What is BIS doing in the way of helping UK companies realise this opportunity, which could potentially have a significant beneficial effect on UK employment given the size of the problem, and which could potentially massively reverse the flow of money out of the UK associated with call centres and other outsourced services?
And what are the LibDems doing in terms of setting out principles to allow assistance to be provided in a commercial context while avoiding turning it into a modern-day exploitative version of colonialisation?
@John Tilley. Do you have any policy proposals yourself, apart from criticizing others?
Hi, Caron. Thanks for interesting contribution and thanks also for yesterday’s posting on Edinburgh trams. Well
done for riding them on Day One – hope to take my first run this week The photos were excellent. I’ve every
confidence that they will become hugely popular, but it still troubles me that so many still believe that if the council
hadn’t spent money on trams we could somehow have had more schools, more carers and better pavements. The
money for the trams came very largely from Transport for Scotland and, had the project been cancelled, the City
would have had to refund the money which, with all the penalties that entailed, would have been disastrous for
council finances.
However, on the main issue people are writing about, I go along with those who want a frontal attack on
inequality. In that regard, one of the policies we should resurrect is industrial democracy – co-ownership and
co-partnership (employee directors, works councils etc.) and some means of reducing the power of institutional
shareholdings, so that real shareholders can make their views count. (Good old Grimond-era stuff!)
Incidentally, Paddy Ashdown’s appearance on “Andrew Marr” was a morale booster.
Philip Young, can you tell me which liberal principle collective pensions are based on? The only way individuals will “pool risk” is if the taxpayer also funds them or the government forces them. In my opinion it is an example of the state taking over a big chunk of the private sector industry and is illiberal. We are not talking about a public service here.

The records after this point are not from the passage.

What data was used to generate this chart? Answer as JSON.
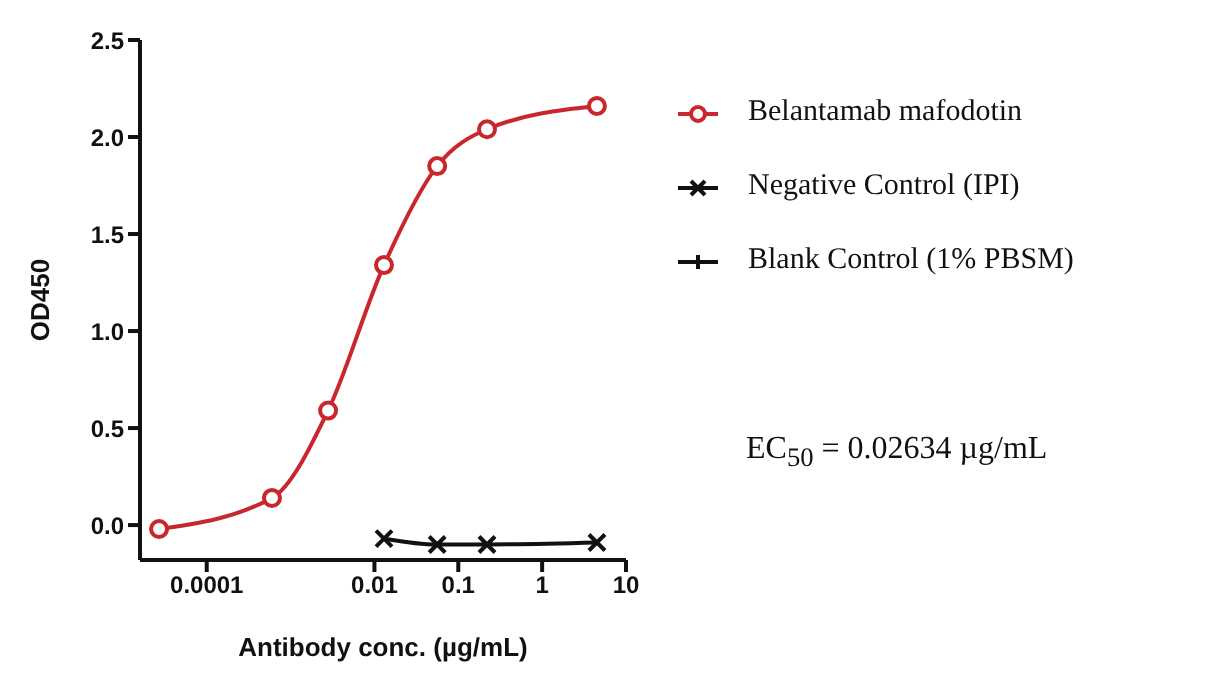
{
  "chart_data": {
    "type": "line",
    "xlabel": "Antibody conc. (µg/mL)",
    "ylabel": "OD450",
    "log": "x",
    "xlim": [
      1.6e-05,
      10
    ],
    "xticks": [
      0.0001,
      0.01,
      0.1,
      1,
      10
    ],
    "ylim": [
      -0.18,
      2.5
    ],
    "yticks": [
      {
        "value": 0,
        "label": "0.0"
      },
      0.5,
      {
        "value": 1,
        "label": "1.0"
      },
      1.5,
      {
        "value": 2,
        "label": "2.0"
      },
      2.5
    ],
    "grid": false,
    "legend": "right",
    "series": [
      {
        "name": "Belantamab mafodotin",
        "color": "#c8282d",
        "marker": "circle",
        "x": [
          2.7e-05,
          0.0006,
          0.0028,
          0.013,
          0.056,
          0.22,
          4.5
        ],
        "values": [
          -0.02,
          0.14,
          0.59,
          1.34,
          1.85,
          2.04,
          2.16
        ]
      },
      {
        "name": "Negative Control (IPI)",
        "color": "#111111",
        "marker": "cross",
        "x": [
          0.013,
          0.056,
          0.22,
          4.5
        ],
        "values": [
          -0.07,
          -0.1,
          -0.1,
          -0.09
        ]
      },
      {
        "name": "Blank Control (1% PBSM)",
        "color": "#111111",
        "marker": "plus"
      }
    ],
    "annotations": [
      "EC$_{50}$ = 0.02634 µg/mL"
    ]
  }
}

I will keep an eye on these, but in my opinion the state running private businesses is a clear line between liberals and socialists that shouldn’t be crossed.
Another example to make them work would be to lie about how they are likely to perform and then ask the taxpayer to step in in the next generation.
I also wouldn’t smear men’s rights activism as “costing lives”. Those who abuse women and threaten women online are not men’s rights activists, but simply trolls, most of the time.
Eddie – why should there be such a ‘clear line between liberalism and socialism’? Are you one of those ‘liberals’ who would disband the NHS and the BBC? And state schools, too? I hope most Liberal Democrats can (still) see the huge benefit that accrues to ordinary people from some forms of collective provision of essential services. Otherwise the party I’ve belonged to for 31 years really is doomed.
Terry, I think there should be a clear line between liberalism and conservatism too. I don’t even think we necessarily need to re-privatise the bank shares, so I’m not a neo-liberal ideologue.
I’ll check out the details for collective pensions, but I’m not hopeful given the state needs to intervene to set them up and Holland want to get rid of them. The state’s involvement in company pensions should be regulation, not take over. If it is not going to be the state managing this mega fund then I see it being a big business, either way I can’t see it being liberal.